In the Jewish Quarter, however, our visitor will see vibrant contemporary life; throngs of tourists come to its clean, renovated streets, its spacious central square and the new, elegant synagogue standing there, arrogant and sure of itself, and the splendid, enormous visitors center – all celebrating the Jewishness of Jerusalem, they and the Israeli flags and the signs on the walls of the buildings and at their entrances. Even on the gate of a Byzantine Church at the edge of the plaza, with only its reconstructed walls standing, a mezuzah has been affixed. Indeed, Aish HaTorah – “Fire of the Torah,” the name of a yeshiva built near the Western Wall – burns here, and at every step it’s clear that its kindlers and fanners are beside themselves with pride in the great nationalist-religious enterprises they’ve erected.

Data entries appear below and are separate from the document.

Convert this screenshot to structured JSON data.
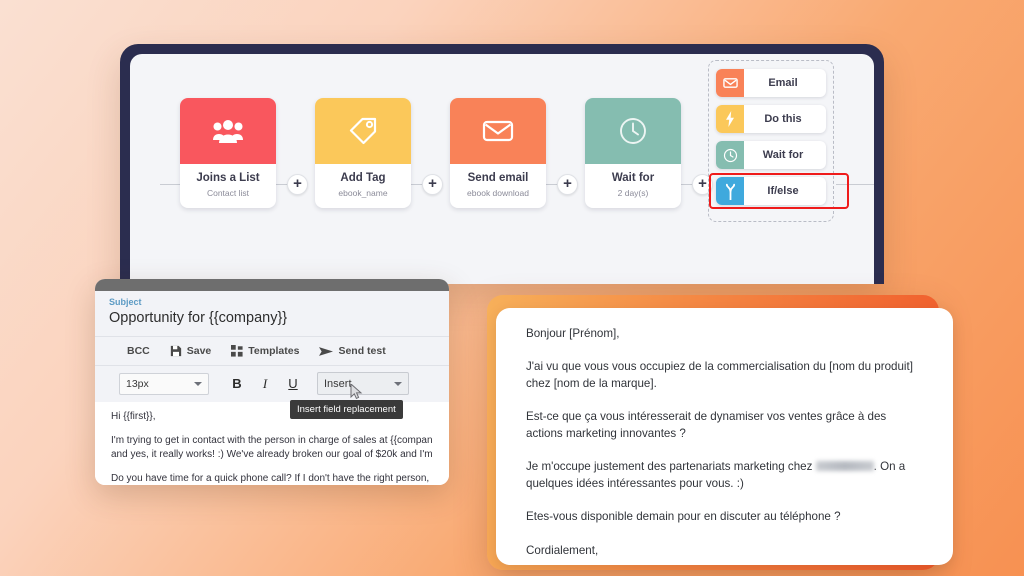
{
  "workflow": {
    "steps": [
      {
        "id": "joins-a-list",
        "title": "Joins a List",
        "sub": "Contact list",
        "color": "#f9575e",
        "icon": "people-icon"
      },
      {
        "id": "add-tag",
        "title": "Add Tag",
        "sub": "ebook_name",
        "color": "#fbc85a",
        "icon": "tag-icon"
      },
      {
        "id": "send-email",
        "title": "Send email",
        "sub": "ebook download",
        "color": "#f98258",
        "icon": "envelope-icon"
      },
      {
        "id": "wait-for",
        "title": "Wait for",
        "sub": "2 day(s)",
        "color": "#85bdb0",
        "icon": "clock-icon"
      }
    ],
    "plus_label": "+",
    "action_menu": {
      "items": [
        {
          "id": "email",
          "label": "Email",
          "icon": "envelope-icon",
          "color": "#f98258"
        },
        {
          "id": "do-this",
          "label": "Do this",
          "icon": "bolt-icon",
          "color": "#fbc85a"
        },
        {
          "id": "wait-for",
          "label": "Wait for",
          "icon": "clock-icon",
          "color": "#85bdb0"
        },
        {
          "id": "if-else",
          "label": "If/else",
          "icon": "branch-icon",
          "color": "#3fa9dd"
        }
      ],
      "highlight_color": "#ef1b1b",
      "highlighted_item": "If/else"
    }
  },
  "email_editor": {
    "subject_label": "Subject",
    "subject_value": "Opportunity for {{company}}",
    "actions": [
      {
        "id": "bcc",
        "label": "BCC",
        "icon": "none"
      },
      {
        "id": "save",
        "label": "Save",
        "icon": "save-icon"
      },
      {
        "id": "templates",
        "label": "Templates",
        "icon": "grid-icon"
      },
      {
        "id": "send-test",
        "label": "Send test",
        "icon": "paper-plane-icon"
      }
    ],
    "font_size": "13px",
    "format_buttons": [
      {
        "id": "bold",
        "label": "B"
      },
      {
        "id": "italic",
        "label": "I"
      },
      {
        "id": "underline",
        "label": "U"
      }
    ],
    "insert_label": "Insert",
    "tooltip": "Insert field replacement",
    "body": [
      "Hi {{first}},",
      "I'm trying to get in contact with the person in charge of sales at {{compan",
      "and yes, it really works! :) We've already broken our goal of $20k and I'm",
      "Do you have time for a quick phone call? If I don't have the right person,"
    ]
  },
  "french_email": {
    "paragraphs": [
      "Bonjour [Prénom],",
      "J'ai vu que vous vous occupiez de la commercialisation du [nom du produit] chez [nom de la marque].",
      "Est-ce que ça vous intéresserait de dynamiser vos ventes grâce à des actions marketing innovantes ?",
      "Etes-vous disponible demain pour en discuter au téléphone ?",
      "Cordialement,"
    ],
    "redacted_paragraph_prefix": "Je m'occupe justement des partenariats marketing chez",
    "redacted_paragraph_suffix": ". On a quelques idées intéressantes pour vous. :)"
  }
}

The work is still in progress: It won’t be too long before the tourists who come and who are brought here (estimated at hundreds of thousands) will be able to continue through the arrogant Jewish city – there’s no one like me, that’s the message, there is no other – through a tunnel that will lead them outside the wall to the City of David. There they will first visit the Kedem Center – another mighty and lofty Jewish visitors center to be built on an enclave of excavations where mainly remnants from the Muslim, Byzantine and Roman periods of Jerusalem were found – dedicated to the capital of the Judean kingdom, which, though it hasn’t existed for eons, will be resurrected by audiovisual visions. The huge projects are already installed and the wooden benches for the guests are already in place.

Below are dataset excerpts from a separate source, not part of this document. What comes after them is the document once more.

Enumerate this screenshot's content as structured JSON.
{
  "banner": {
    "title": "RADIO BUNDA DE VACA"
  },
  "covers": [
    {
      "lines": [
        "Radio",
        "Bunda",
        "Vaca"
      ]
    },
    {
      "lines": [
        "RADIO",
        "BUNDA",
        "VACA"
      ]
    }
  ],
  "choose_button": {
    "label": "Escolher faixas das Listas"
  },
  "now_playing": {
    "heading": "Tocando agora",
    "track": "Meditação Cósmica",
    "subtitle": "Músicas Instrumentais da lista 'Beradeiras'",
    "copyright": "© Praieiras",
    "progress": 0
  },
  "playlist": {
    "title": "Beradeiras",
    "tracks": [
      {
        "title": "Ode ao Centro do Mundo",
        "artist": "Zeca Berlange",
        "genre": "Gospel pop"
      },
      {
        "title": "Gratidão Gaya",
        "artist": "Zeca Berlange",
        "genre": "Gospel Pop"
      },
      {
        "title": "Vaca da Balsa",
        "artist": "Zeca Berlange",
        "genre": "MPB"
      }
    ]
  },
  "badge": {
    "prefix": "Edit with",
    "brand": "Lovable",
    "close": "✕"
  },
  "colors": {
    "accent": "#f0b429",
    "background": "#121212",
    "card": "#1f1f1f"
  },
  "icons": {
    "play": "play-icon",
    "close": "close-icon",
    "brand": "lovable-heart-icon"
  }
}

Once the work is done, none of the visitors will know of the dozens of homes that have been demolished there or those slated for demolition so they can be replaced by tourist facilities and parking lots.
Yes, this is the biggest attack in the city and also the most dangerous. Because even though the Zionist enterprise in the Land of Israel succeeded in erasing the memory of hundreds of Palestinian villages and in shrinking Palestinian cities from north to south, it will never remove the Palestinian inhabitants from this place. Not just because there are tens of thousands of them and they have nowhere to go, but for another, much more important reason: the luck of those tens of thousands is that they are settled in an area that is holy to millions of Muslims. It could be that they themselves and their lives here, which are getting more bitter and difficult by the day, don’t really interest those millions of Muslims, but the Temple Mount/Haram a-Sharif interests them, and how. They will never allow this area to be completely Judaized.

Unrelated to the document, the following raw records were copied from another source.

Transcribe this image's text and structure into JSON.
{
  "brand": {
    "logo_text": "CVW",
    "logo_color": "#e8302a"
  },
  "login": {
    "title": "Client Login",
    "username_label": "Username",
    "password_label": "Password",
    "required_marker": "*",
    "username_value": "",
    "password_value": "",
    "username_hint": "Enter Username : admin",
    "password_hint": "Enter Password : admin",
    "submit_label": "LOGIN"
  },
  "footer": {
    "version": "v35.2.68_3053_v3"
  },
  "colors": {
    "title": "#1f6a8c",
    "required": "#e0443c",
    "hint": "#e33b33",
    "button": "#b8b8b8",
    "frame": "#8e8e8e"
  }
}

So if for now we have a Palestinian wielding a gun or knife popping up from time to time to wound, kill and be killed, and the entire country is talking about terrorists and attackers and human animals, it won’t be long (because what’s a decade, 20 years or even 100 years in an ancient place like this) before we have missiles falling here, and who knows what kind of warheads they’ll be carrying and then all the walls and the gates and the security cameras and metal detectors and Israeli soldiers and policemen won’t help.
How do you not see this, people? What blindness has afflicted you?